Recombinant prefusion-stabilized viral glycoproteins may serve as promising vaccine candidates as they allow easy large-scale manufacturing, are safe and harbour all or most (broadly) NAb epitopes while minimally exposing irrelevant non-NAb epitopes found on postfusion trimers. Indeed the generation of prefusion stabilized glycoproteins has enabled induction of high NAb titers against traditionally difficult targets such as human immunodeficiency virus 1 (HIV-1), and respiratory syncytial virus (RSV). Nevertheless the humoral immune system has evolved to recognize a repetitive array of glycoproteins such as those found on virus-like structures; not soluble glycoproteins. Thus, efforts to develop stable and antigenically sound prefusion glycoproteins have been paralleled by the design of nanoparticles that allow these glycoproteins to be presented in a multivalent fashion.
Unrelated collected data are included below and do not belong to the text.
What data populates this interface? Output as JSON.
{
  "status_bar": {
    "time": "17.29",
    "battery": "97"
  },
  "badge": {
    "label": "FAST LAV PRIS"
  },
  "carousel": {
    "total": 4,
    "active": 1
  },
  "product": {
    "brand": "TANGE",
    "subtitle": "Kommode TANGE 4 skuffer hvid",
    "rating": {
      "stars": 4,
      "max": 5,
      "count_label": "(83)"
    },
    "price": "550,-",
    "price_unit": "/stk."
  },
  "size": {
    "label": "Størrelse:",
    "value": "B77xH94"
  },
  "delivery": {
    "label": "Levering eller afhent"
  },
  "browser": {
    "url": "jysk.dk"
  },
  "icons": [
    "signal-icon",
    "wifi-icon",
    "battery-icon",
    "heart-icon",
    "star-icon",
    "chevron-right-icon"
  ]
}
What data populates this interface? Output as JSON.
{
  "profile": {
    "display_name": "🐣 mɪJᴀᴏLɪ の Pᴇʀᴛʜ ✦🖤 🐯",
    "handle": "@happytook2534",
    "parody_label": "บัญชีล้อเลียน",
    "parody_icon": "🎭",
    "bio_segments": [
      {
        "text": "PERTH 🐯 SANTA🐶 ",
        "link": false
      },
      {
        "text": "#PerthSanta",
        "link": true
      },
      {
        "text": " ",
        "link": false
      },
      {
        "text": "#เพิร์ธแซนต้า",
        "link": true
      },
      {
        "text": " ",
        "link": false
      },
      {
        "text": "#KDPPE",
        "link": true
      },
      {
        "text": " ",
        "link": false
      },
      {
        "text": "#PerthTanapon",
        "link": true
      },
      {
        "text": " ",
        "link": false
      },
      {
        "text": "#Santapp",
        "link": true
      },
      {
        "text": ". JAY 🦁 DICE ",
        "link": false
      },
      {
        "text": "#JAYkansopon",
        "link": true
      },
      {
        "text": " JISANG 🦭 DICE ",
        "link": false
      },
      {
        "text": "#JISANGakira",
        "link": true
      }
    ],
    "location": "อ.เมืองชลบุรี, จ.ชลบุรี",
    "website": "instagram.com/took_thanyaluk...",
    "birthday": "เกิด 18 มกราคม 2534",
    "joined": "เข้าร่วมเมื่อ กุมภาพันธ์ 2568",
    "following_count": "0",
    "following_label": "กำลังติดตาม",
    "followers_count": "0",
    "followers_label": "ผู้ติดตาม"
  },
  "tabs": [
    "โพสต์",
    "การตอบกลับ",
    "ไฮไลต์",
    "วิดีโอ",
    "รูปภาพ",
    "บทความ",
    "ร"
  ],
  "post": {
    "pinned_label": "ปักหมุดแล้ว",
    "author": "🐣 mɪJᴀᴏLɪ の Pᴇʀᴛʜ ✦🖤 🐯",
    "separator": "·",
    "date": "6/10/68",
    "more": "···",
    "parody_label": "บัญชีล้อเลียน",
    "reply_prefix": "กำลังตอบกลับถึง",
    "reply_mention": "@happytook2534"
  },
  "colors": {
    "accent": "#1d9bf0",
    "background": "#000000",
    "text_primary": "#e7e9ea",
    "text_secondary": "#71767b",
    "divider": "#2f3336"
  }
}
Computationally designed two-component protein nanoparticles are an elegant platform that allow facile, controlled and scalable in vitro-assembly into a fixed geometry. In this thesis we explore the use of this nanoparticle system for the display of glycoproteins from HIV-1, Lassa virus and SARS-CoV-2, known as Env, GPC, and S protein, respectively. We describe the design and in-depth in vitro and in vivo characterization of these nanoparticle vaccine candidates, while generating insights in their immunogenicity, utility, and efficacy. In addition, we describe the isolation and characterization of GPC- and S protein-specific monoclonal (N)Abs, opening avenues for vaccine design while generating promising therapeutic candidates. This work reveals the versatility and potential of computationally designed nanoparticles as well as challenges that nanoparticle vaccines face in the context of heavily glycosylated and sequence diverse glycoproteins.